Tudo parecia perdido. Muitos cediam à tentação de desistir. Os muçulmanos do Norte de África tinham atravessado o Estreito de Gibraltar em 711 e rapidamente ocuparam toda a Península Ibérica. As elites visigodas, divididas pela guerra fratricida e seduzidas pelas riquezas e pelo poder, submeteram-se facilmente e passaram a viver cobardemente sob o domínio dos novos senhores, procurando manter o seu estatuto. Mas houve quem não se rendesse e resistisse como pôde e se mantivesse fiel. Por muitos sítios de Portugal e de Espanha há santuários que têm origem na descoberta de imagens durante o longo período da Reconquista Cristã, que tinham sido escondidas pelos cristãos em fuga, durante a invasão muçulmana. A descoberta da imagem de Nossa Senhora do Pranto em Dornes é um dos nossos exemplos mais eloquentes. E para onde fugiram? Para as montanhas das Astúrias, no Norte da Península.

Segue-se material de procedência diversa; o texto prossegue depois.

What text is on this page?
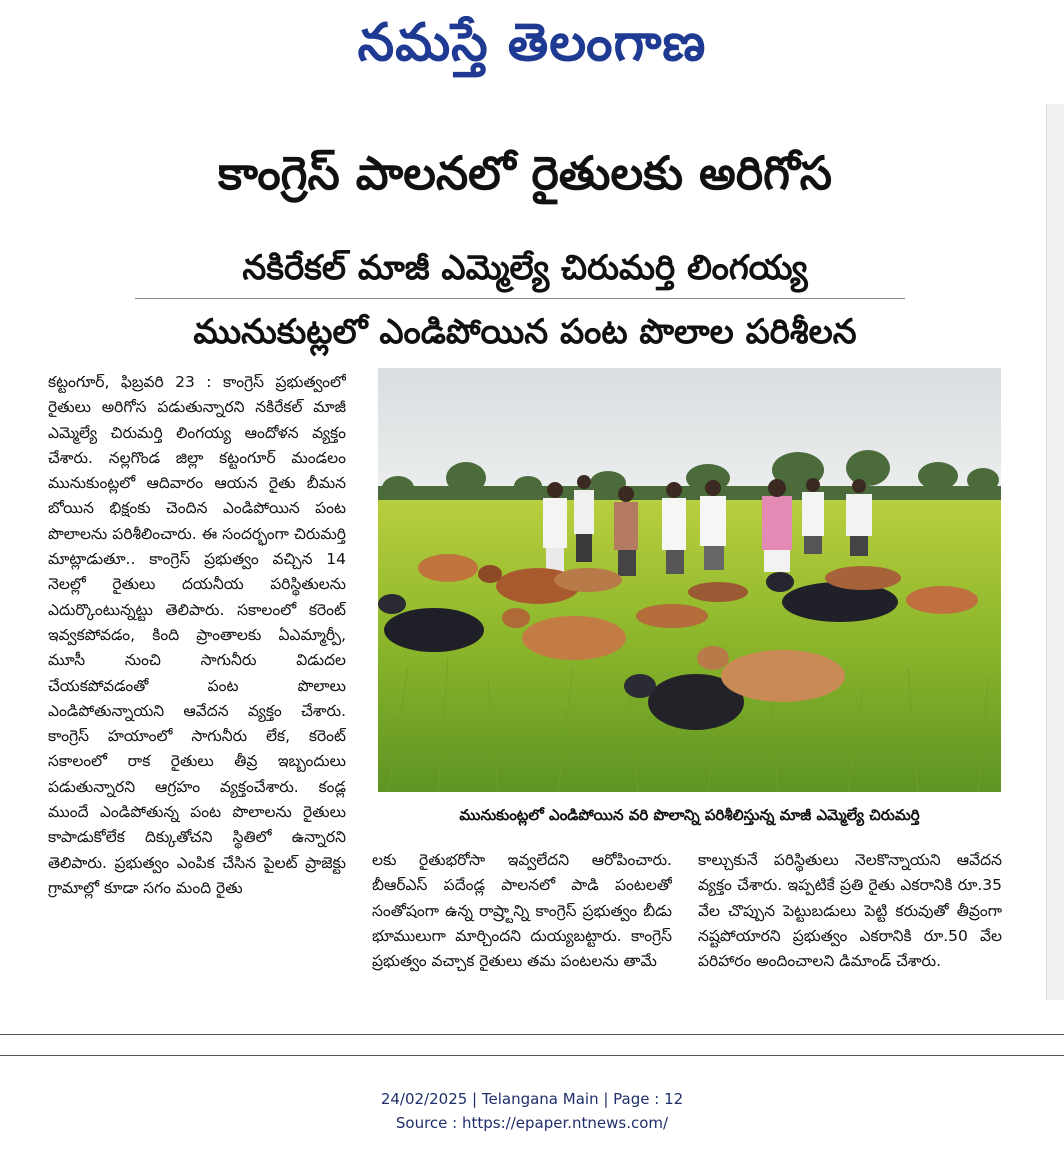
నమస్తే తెలంగాణ
కాంగ్రెస్ పాలనలో రైతులకు అరిగోస
నకిరేకల్ మాజీ ఎమ్మెల్యే చిరుమర్తి లింగయ్య
మునుకుట్లలో ఎండిపోయిన పంట పొలాల పరిశీలన
కట్టంగూర్, ఫిబ్రవరి 23 : కాంగ్రెస్ ప్రభుత్వంలో రైతులు అరిగోస పడుతున్నారని నకిరేకల్ మాజీ ఎమ్మెల్యే చిరుమర్తి లింగయ్య ఆందోళన వ్యక్తం చేశారు. నల్లగొండ జిల్లా కట్టంగూర్ మండలం మునుకుంట్లలో ఆదివారం ఆయన రైతు బీమన బోయిన భిక్షంకు చెందిన ఎండిపోయిన పంట పొలాలను పరిశీలించారు. ఈ సందర్భంగా చిరుమర్తి మాట్లాడుతూ.. కాంగ్రెస్ ప్రభుత్వం వచ్చిన 14 నెలల్లో రైతులు దయనీయ పరిస్థితులను ఎదుర్కొంటున్నట్టు తెలిపారు. సకాలంలో కరెంట్ ఇవ్వకపోవడం, కింది ప్రాంతాలకు ఏఎమ్మార్పీ, మూసీ నుంచి సాగునీరు విడుదల చేయకపోవడంతో పంట పొలాలు ఎండిపోతున్నాయని ఆవేదన వ్యక్తం చేశారు. కాంగ్రెస్ హయాంలో సాగునీరు లేక, కరెంట్ సకాలంలో రాక రైతులు తీవ్ర ఇబ్బందులు పడుతున్నారని ఆగ్రహం వ్యక్తంచేశారు. కండ్ల ముందే ఎండిపోతున్న పంట పొలాలను రైతులు కాపాడుకోలేక దిక్కుతోచని స్థితిలో ఉన్నారని తెలిపారు. ప్రభుత్వం ఎంపిక చేసిన పైలట్ ప్రాజెక్టు గ్రామాల్లో కూడా సగం మంది రైతు
మునుకుంట్లలో ఎండిపోయిన వరి పొలాన్ని పరిశీలిస్తున్న మాజీ ఎమ్మెల్యే చిరుమర్తి
లకు రైతుభరోసా ఇవ్వలేదని ఆరోపించారు. బీఆర్ఎస్ పదేండ్ల పాలనలో పాడి పంటలతో సంతోషంగా ఉన్న రాష్ర్టాన్ని కాంగ్రెస్ ప్రభుత్వం బీడు భూములుగా మార్చిందని దుయ్యబట్టారు. కాంగ్రెస్ ప్రభుత్వం వచ్చాక రైతులు తమ పంటలను తామే
కాల్చుకునే పరిస్థితులు నెలకొన్నాయని ఆవేదన వ్యక్తం చేశారు. ఇప్పటికే ప్రతి రైతు ఎకరానికి రూ.35 వేల చొప్పున పెట్టుబడులు పెట్టి కరువుతో తీవ్రంగా నష్టపోయారని ప్రభుత్వం ఎకరానికి రూ.50 వేల పరిహారం అందించాలని డిమాండ్ చేశారు.
24/02/2025 | Telangana Main | Page : 12
Source : https://epaper.ntnews.com/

Foi aí que, provavelmente em 722, acossados pelos muçulmanos que já se tinham dirigido para Norte, cristãos liderados por Pelágio (a quem o Bispo Oppas tentou dissuadir de lutar e pressionou para que se aliasse aos muçulmanos), arremeteram corajosamente contra os inimigos da fé, e o milagre inesperado aconteceu: contra todas as esperanças e cálculos humanos os cristãos venceram os muçulmanos.

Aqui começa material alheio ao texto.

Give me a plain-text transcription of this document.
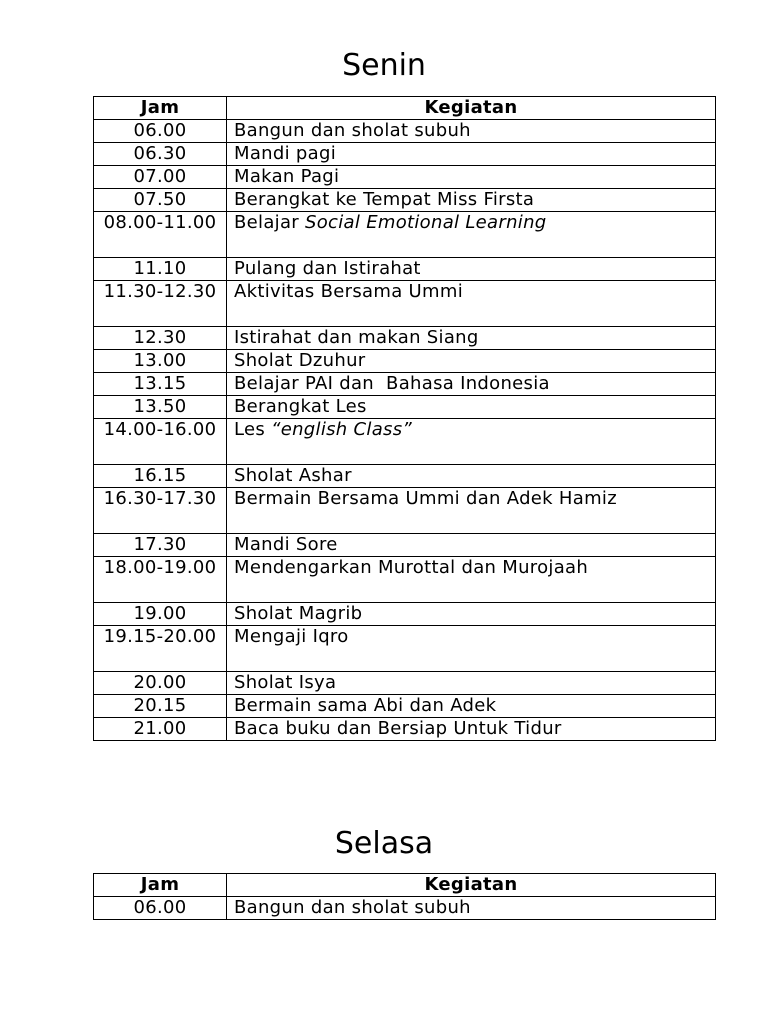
Senin
Jam	Kegiatan
06.00	Bangun dan sholat subuh
06.30	Mandi pagi
07.00	Makan Pagi
07.50	Berangkat ke Tempat Miss Firsta
08.00-11.00	Belajar Social Emotional Learning
11.10	Pulang dan Istirahat
11.30-12.30	Aktivitas Bersama Ummi
12.30	Istirahat dan makan Siang
13.00	Sholat Dzuhur
13.15	Belajar PAI dan  Bahasa Indonesia
13.50	Berangkat Les
14.00-16.00	Les “english Class”
16.15	Sholat Ashar
16.30-17.30	Bermain Bersama Ummi dan Adek Hamiz
17.30	Mandi Sore
18.00-19.00	Mendengarkan Murottal dan Murojaah
19.00	Sholat Magrib
19.15-20.00	Mengaji Iqro
20.00	Sholat Isya
20.15	Bermain sama Abi dan Adek
21.00	Baca buku dan Bersiap Untuk Tidur
Selasa
Jam	Kegiatan
06.00	Bangun dan sholat subuh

[Foto: Gruta de Covadonga, no Monte Auseva das Astúrias]


A célebre batalha aconteceu junto à gruta de Covadonga, a «Cova Domina», a Cova de Nossa Senhora, onde se venerava a imagem da Virgem Maria que Pelágio e os seus companheiros invocaram naquele momento crucial para a nossa história e para a história do mundo.

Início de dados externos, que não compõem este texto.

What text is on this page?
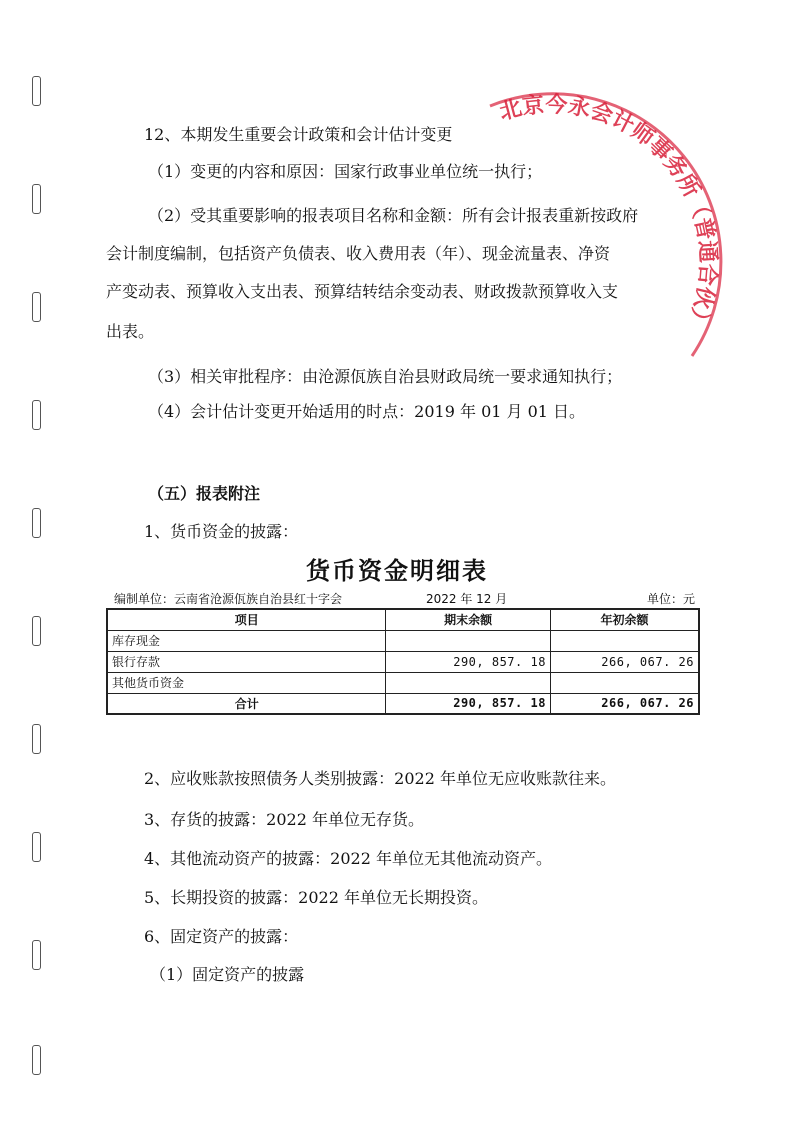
12、本期发生重要会计政策和会计估计变更
（1）变更的内容和原因：国家行政事业单位统一执行；
（2）受其重要影响的报表项目名称和金额：所有会计报表重新按政府
会计制度编制，包括资产负债表、收入费用表（年）、现金流量表、净资
产变动表、预算收入支出表、预算结转结余变动表、财政拨款预算收入支
出表。
（3）相关审批程序：由沧源佤族自治县财政局统一要求通知执行；
（4）会计估计变更开始适用的时点：2019 年 01 月 01 日。
（五）报表附注
1、货币资金的披露：
货币资金明细表
编制单位：云南省沧源佤族自治县红十字会	2022 年 12 月	单位：元
项目	期末余额	年初余额
库存现金		
银行存款	290, 857. 18	266, 067. 26
其他货币资金		
合计	290, 857. 18	266, 067. 26
2、应收账款按照债务人类别披露：2022 年单位无应收账款往来。
3、存货的披露：2022 年单位无存货。
4、其他流动资产的披露：2022 年单位无其他流动资产。
5、长期投资的披露：2022 年单位无长期投资。
6、固定资产的披露：
（1）固定资产的披露
北京今永会计师事务所（普通合伙）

Desta primeira vitória dos cristãos nasceu o Reino das Astúrias, cujo desenvolvimento levou depois ao Reino de Leão. E, graças ao prosseguimento da Reconquista, daqui nasceram o Condado de Castela (que depois se viria a tornar no Reino de Castela e que, unido ao Reino de Aragão levaria à criação do Reino de Espanha), e o Condado Portucalense, que depois se havia de tornar no nosso amado Reino de Portugal. Covadonga é tão significativa para a identidade das Espanhas, de Portugal, e do mundo cristão que destes reinos nasceu que, no século XIX, quando os autores românticos procuraram as raízes ancestrais da nossa Pátria, Alexandre Herculano escreveu o célebre livro «Eurico o Presbítero» que é, nem mais nem menos, do que a narração do extraordinário acontecimento que foi a Batalha de Covadonga, o evento que permitiu o renascimento cristão da Península e que, consequentemente, permitiu que a fé cristã fosse levada aos quatro cantos da terra.

De facto, a missão da reconquista e da propagação da fé cristã levou os portugueses de entre Douro e Minho até aos confins do Algarve, e em 1415 até Ceuta, no Norte de África. Percebemos porquê quando lemos na “Exortação da Guerra”, de Gil Vicente: «África foi de cristãos/ mouros vo‑la tem roubada». E em poucos anos a Cruz rubra de Cristo e as Quinas de Portugal, «por mares nunca dantes navegados», chegaram aos lugares mais exóticos do mundo até então desconhecido para os europeus. E Camões ainda acrescenta, enfaticamente, no Canto VII de Os Lusíadas: «E se mais mundo houvera, lá chegara»…

Quem conhece os portugueses sabe muito bem que só uma forte e profunda motivação espiritual poderia ter levado tão longe e tão alto os tranquilos habitantes da «ocidental praia Lusitana». Já percebemos o que é que nos falta hoje… Voltar a Covadonga é responder ao apelo de Cristo: «Ide por todo o mundo!», sabendo que para isso é necessário primeiro inflamar o nosso coração na mesma heróica fé que encheu o peito de D. Pelágio e dos seus companheiros de armas. Nessa Cova bendita onde um dia renascemos católicos cantaremos a plenos pulmões o «Salvé Nobre Padroeira», recordando, com gratidão e amor, essa outra Cova da Iria, que a Virgem Maria transformou em Altar do Mundo. E a Jesus Cristo, nosso Rei, cujas gloriosas Chagas adornam o nosso brasão, prostrados diremos: «A ti pertence a terra portuguesa / Nossa Rainha é Tua Mãe bendita / Somos cristãos não há maior nobreza; / Teu Coração de amor por nós palpita».

Até Covadonga! Para que em Portugal se conserve sempre o Dogma da Fé!